Not only that, Hunter contributed greatly to Purdue’s breakout season this year, as the Boilermakers saw a 19-game improvement over their win/loss record from the previous season, which was the largest turnaround in the nation for the 2017 season and in the history of the Boilermakers’ baseball program, according to the Purdue athletics website. The Big Ten Conference, which Purdue is a part of (the team qualified as an eight seed in the Big Ten Tournament this season), recognized Hunter by naming him the Big Ten Freshman of the Week March 20 and including him on the Big Ten All-Freshman Team.

Hunter was a standout member of the HRV baseball team, playing at the varsity level all four years — three of which the Eagles went to the state title game, coming home with the championship trophy in 2015. Hunter was named First Team All-State his junior and senior years. But Hunter noted it’s not so easy making the jump to college ball, let alone Division I.

“From high school to the DI, it’s a pretty serious change. You have to step up and work harder in the weight room and on the field with coaches,” he said, adding that “you kind of have to dig deep mentally.”

Hunter says he’s always working on his swing, but one of the most important elements he concentrated on this season is the mental part of the game and remaining confident in his abilities through the ups and downs.

“You’ll go 0-4 one day and you’ll be really upset with yourself, then the next you’ll hit three bloop singles and a home run,” he noted.

In addition to moving up from prep to collegiate sports, Hunter has also had to acquaint himself with playing a new position on defense. In high school, he played shortstop, but his head coach, Mark Wasikowski (who was the assistant coach at University of Oregon from 2012-16 before moving to Purdue), decided his talents would be best utilized in center field. It took time to get used to the new position, but Hunter thrived in the role, recording 136 putouts on 146 total chances for a fielding percentage of .945.

“(Wasikowski) said that he needed me to play center field and I was all for it. I wanted to be in the lineup and play as a freshman… it was a little bit of an adjustment, but it’s good to be a versatile baseball player,” Hunter said, who’s officially listed on the Purdue roster as a utility player.

Purdue isn’t the only team he plays for, however. Hunter is also a member of the Palm Springs Power of Palm Springs, Calif., a team that plays in the summer wood-bat Southern California Collegiate Baseball League (SCCBL). That’s been an adjustment, too, but mainly because of temperatures that are more often than not well into the triple digits.

“At first it was pretty miserable, but it’s kind of a dry heat and you get used to it,” he said.

He’s done well for himself with the Power too, currently near the top of the stat sheet with 44 hits, 24 RBIs, and a batting average of .411 through 27 games. The team has amassed a record of 28-3 and is atop the SCCBL standings. His efforts earned him All-Star recognition in the league, and a trip to the SCCBL All-Star Game last week.

“It was an honor,” he said. “I gotta thank my dad and my family for getting me to where I am today,” Hunter said.

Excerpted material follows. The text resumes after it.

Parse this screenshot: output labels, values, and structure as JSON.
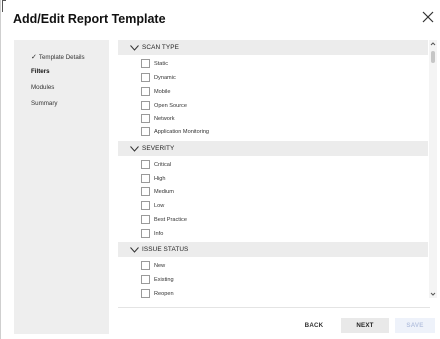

He’ll get to spend a couple weeks in Hood River after the SCCBL season is done, then head back to Purdue for fall classes, where he is majoring in kinesiology. He’s already looking forward to the next season, where Hunter hopes to add more power to his swing, steal more bases, and “become the best baseball player I could possibly be,” in addition to helping his Boilermakers continue their rise.

“I think there’s going to be a lot more to come from Purdue baseball the next couple years,” he said.